BEIJING -- China's 2018 trade surplus with the United States surged to a record US$323.3 billion but exports contracted in December as the delayed impact of President Donald Trump's tariff hikes started to hurt demand.
Exports to the United States in 2018 rose 11.3 per cent to $478.4 billion despite Trump's punitive duties in a fight over Chinese technology ambitions, customs data showed Monday. Imports of American goods rose just 0.7 per cent over 2017, reflecting Beijing's retaliatory tariffs and encouragement to importers to buy more from non-U.S. suppliers.
In December, Chinese exports to the United States that had held up through much of the year fell 3.5 per cent from a year earlier to $40.3 billion. Sales to the U.S. market had kept growing by double digits in previous months as Chinese exporters rushed to fill orders, but forecasters said American orders would slump once the full impact of Trump's penalties hit.
The slowdown adds to pressure on Beijing to resolve the battle with Trump at a time when the ruling Communist Party also is trying to reverse an economic slowdown.
"The external environment is still complicated and severe," a customs agency spokesman, Li Kuiwen, said at a news conference.
Li cited dangers including "protectionism and unilateralism" -- a reference to Trump's import controls -- a possible slowdown in global economic growth and a decline in cross-border investment.
U.S. and Chinese officials ended a three-day negotiating session last week with no sign of agreements or word on what their next step would be.
"The record U.S. trade deficit with China will sit uncomfortably with the Trump administration," Nick Marro of the Economist Intelligence Unit said in a report. "That may cast a shadow over the next round of trade talks."
Trump and his Chinese counterpart, Xi Jinping, agreed on Dec. 1 to postpone additional tariff hikes by 90 days while they negotiated. But penalties of up to 25 per cent already imposed on billions of dollars of each other's goods remain in place, raising the cost for American and Chinese buyers of soybeans, medical equipment and other goods.
Trump is pressing Beijing to roll back plans for state-led creation of Chinese champions in robotics and other tech fields. Washington, Europe and other trading partners complain such policies violate its market-opening obligations. Chinese officials have suggested initiatives such as "Made in China 2025" might be opened to foreign companies, but they refuse to abandon strategies they see as a path to prosperity and more global influence.
Chinese leaders are trying to reduce reliance on trade and nurture self-sustaining economic growth based on domestic consumer spending. But their plans call for keeping exports stable to avoid politically dangerous job losses.

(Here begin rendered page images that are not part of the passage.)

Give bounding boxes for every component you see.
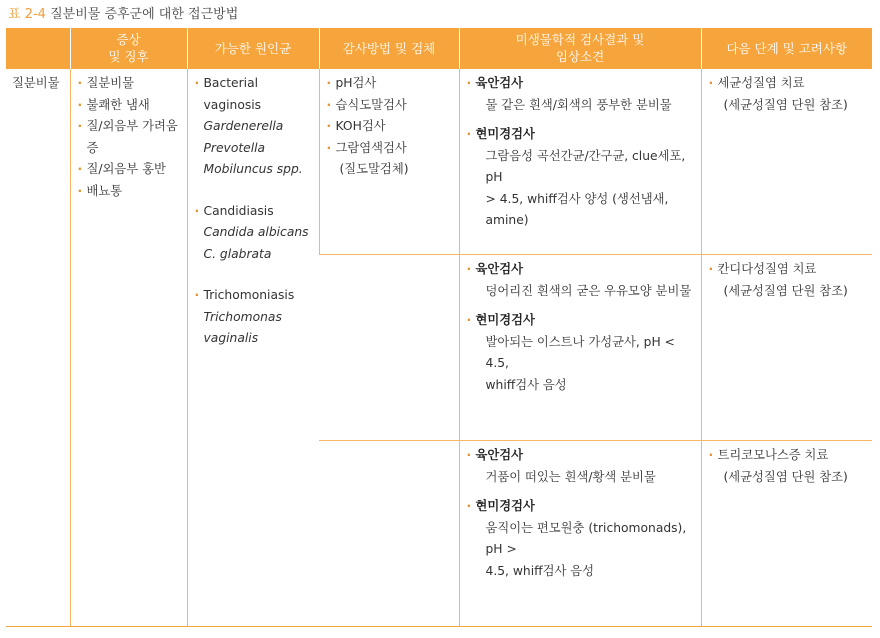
next-step-cell	[701, 69, 872, 255]
cause-name: · Bacterial vaginosis	[194, 73, 313, 116]
micro-exam-text: 4.5, whiff검사 음성	[485, 563, 595, 578]
header-empty	[6, 28, 70, 69]
next-step-cell	[701, 441, 872, 627]
causes-cell	[187, 69, 319, 627]
header-row	[6, 28, 872, 69]
symptom-item: · 불쾌한 냄새	[77, 95, 181, 117]
micro-exam-heading: · 현미경검사	[466, 124, 695, 146]
cause-name: · Candidiasis	[194, 201, 313, 223]
next-step-note: (세균성질염 단원 참조)	[723, 283, 848, 298]
gross-exam-heading: · 육안검사	[466, 73, 695, 95]
micro-exam-text: 그람음성 곡선간균/간구균, clue세포, pH	[485, 148, 686, 184]
cause-name: · Trichomoniasis	[194, 285, 313, 307]
micro-exam-text: 발아되는 이스트나 가성균사, pH < 4.5,	[485, 334, 675, 370]
next-step-text: · 세균성질염 치료	[708, 73, 867, 95]
next-step-note: (세균성질염 단원 참조)	[723, 97, 848, 112]
micro-exam-heading: · 현미경검사	[466, 310, 695, 332]
row-label: 질분비물	[12, 76, 60, 90]
symptoms-cell	[70, 69, 187, 627]
next-step-note: (세균성질염 단원 참조)	[723, 469, 848, 484]
organism: Gardenerella	[203, 119, 284, 133]
header-findings: 미생물학적 검사결과 및 임상소견	[459, 28, 701, 69]
methods-cell	[319, 69, 459, 255]
methods-cell-empty	[319, 441, 459, 627]
gross-exam-text: 거품이 떠있는 흰색/황색 분비물	[485, 469, 656, 484]
organism: Trichomonas vaginalis	[203, 309, 282, 345]
header-symptoms: 증상 및 징후	[70, 28, 187, 69]
method-item: · 습식도말검사	[326, 95, 453, 117]
micro-exam-text: whiff검사 음성	[485, 377, 567, 392]
method-item: · pH검사	[326, 73, 453, 95]
method-item: (질도말검체)	[339, 162, 409, 176]
organism: C. glabrata	[203, 246, 272, 261]
symptom-item: · 질/외음부 홍반	[77, 159, 181, 181]
micro-exam-text: > 4.5, whiff검사 양성 (생선냄새, amine)	[485, 191, 669, 227]
table-number: 표 2-4	[8, 7, 46, 22]
next-step-text: · 트리코모나스증 치료	[708, 445, 867, 467]
gross-exam-text: 덩어리진 흰색의 굳은 우유모양 분비물	[485, 283, 692, 298]
findings-cell	[459, 255, 701, 441]
findings-cell	[459, 69, 701, 255]
header-causes: 가능한 원인균	[187, 28, 319, 69]
approach-table	[6, 28, 872, 627]
table-caption	[8, 3, 238, 22]
symptom-item: · 질분비물	[77, 73, 181, 95]
symptom-item: · 배뇨통	[77, 181, 181, 203]
organism: Prevotella	[203, 140, 266, 155]
symptom-item: · 질/외음부 가려움증	[77, 116, 181, 159]
header-methods: 감사방법 및 검체	[319, 28, 459, 69]
next-step-text: · 칸디다성질염 치료	[708, 259, 867, 281]
gross-exam-text: 물 같은 흰색/회색의 풍부한 분비물	[485, 97, 672, 112]
micro-exam-text: 움직이는 편모원충 (trichomonads), pH >	[485, 520, 687, 556]
methods-cell-empty	[319, 255, 459, 441]
table-row	[6, 69, 872, 255]
next-step-cell	[701, 255, 872, 441]
table-title: 질분비물 증후군에 대한 접근방법	[50, 7, 239, 22]
micro-exam-heading: · 현미경검사	[466, 496, 695, 518]
organism: Candida albicans	[203, 225, 309, 239]
gross-exam-heading: · 육안검사	[466, 259, 695, 281]
gross-exam-heading: · 육안검사	[466, 445, 695, 467]
header-next-steps: 다음 단계 및 고려사항	[701, 28, 872, 69]
method-item: · KOH검사	[326, 116, 453, 138]
row-label-cell	[6, 69, 70, 627]
organism: Mobiluncus spp.	[203, 162, 303, 176]
findings-cell	[459, 441, 701, 627]
method-item: · 그람염색검사	[326, 138, 453, 160]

Some companies have shifted production of goods bound for the United States out of China to avoid Trump's tariffs. Others are lining up non-Chinese suppliers of industrial components.
December's trade contraction is "like to continue into 2019 due to falling foreign demand, including demand for Chinese-made electronic products," Iris Pang of ING said in a report.
Pang noted Chinese imports of more advanced technology for use in manufacturing smartphones and other higher-technology products declined 14.9 per cent in December, nearly double the size of the contraction in overall trade.
That likely is due in part to "foreign companies avoiding using China-made electronic components," said Pang in a report.
In December, China's global exports shrank 4.5 per cent to $221.2 billion while imports declined 7.2 per cent to $164.2 billion.
For the full year, global exports rose 7.1 per cent to $2.5 trillion, down from the 7.9 per cent rate for 2017. Imports rose 12.9 per cent to $2.1 trillion, down from the previous year's 15.9 per cent.
The country's global trade surplus was $352 billion, a marked drop from 2017's $509.7 billion. That reflects relatively stronger Chinese economic growth and consumer demand compared with its trading partners.
Given Trump's frustration with China's huge trade gap with the United States, the latest data might fuel demands by hardliners in Washington to punish Beijing.
Still, Louis Kuijs of Oxford Economics says he expects Washington to extend its 90-day deadline following the "positive vibes" of last week's talks.
"We do not see the U.S. fully removing the spectre of tariff hikes any time soon," he said in a report. But a deal for "a more lasting suspension of new tariffs" looks more likely.